Lamarre's concern lies not in those specific distinctions but in the selection of the 18 photos used to typify each nationality.
"Who decides what Chinese looks like? Some scientists somewhere could do research and come up with statistical measurements of cranium or different kinds of epicanthic folds. But in this case, it's just someone somewhere deciding that there are these general distributions."
Sean Metzger, an Asian pop-culture expert and lecturer at Duke University, thinks the very existence of AllLookSame raises important questions about racial paradigms. But in not following up on those key issues, he says the site fails to make its point.

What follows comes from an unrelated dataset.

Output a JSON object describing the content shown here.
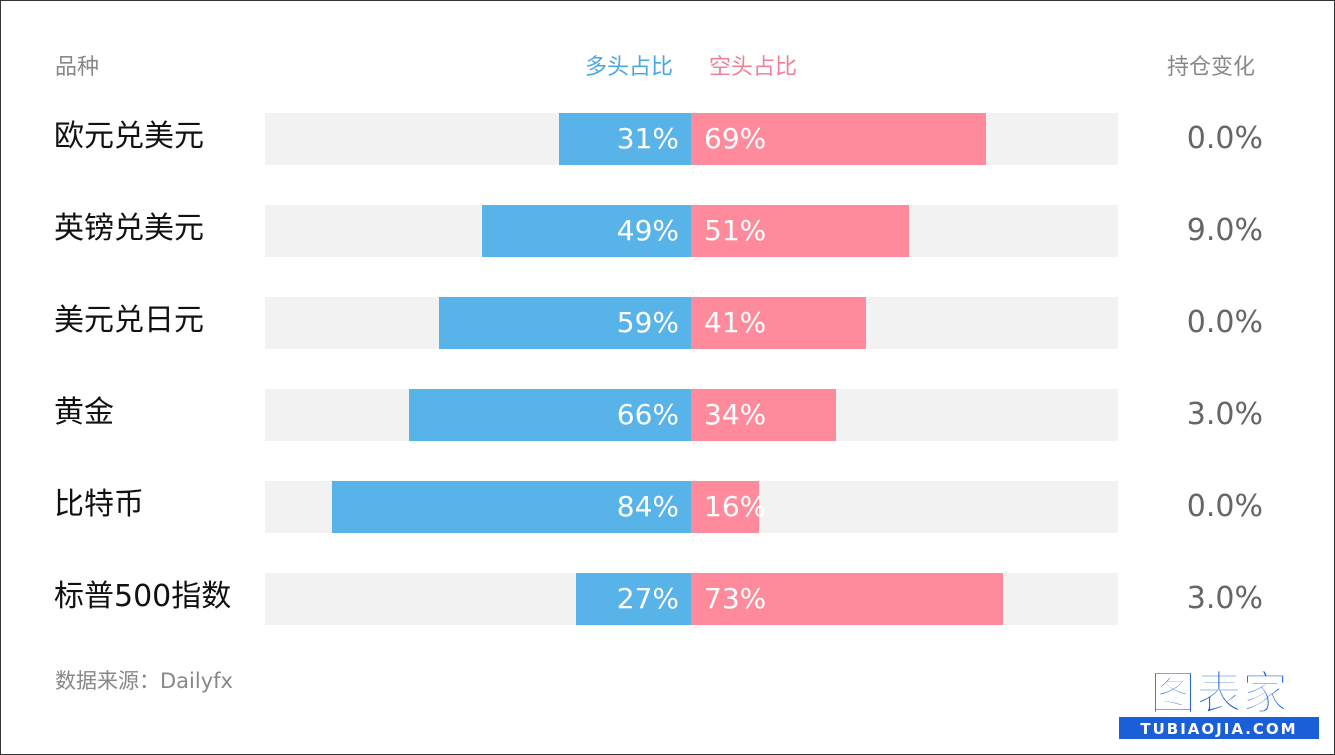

"Whether your intention is to dismantle a stereotype or not, just by invoking it, you immediately perpetuate it," Metzger says. "(The site) doesn't talk about how the stereotype emerged historically, what type of power dynamics keep it in place - all of the things needed to be useful anti-racist education."
Melissa Hung, editor-in-chief of the Asian-American magazine Hyphen, is amused by the popular site, worrying only that "someone could take the test, score terribly, and go away thinking that all Asians do look alike."
She reads Suematsu's site as pure parody, with the underlying message people can't accurately be judged by outward appearances.
"I'd like to see a site with white people and see if anyone can tell the difference between Germans, Brits, the French, and white Americans," Hung jokes. "Frankly, all those frat boys in their khakis and polos look kind of the same."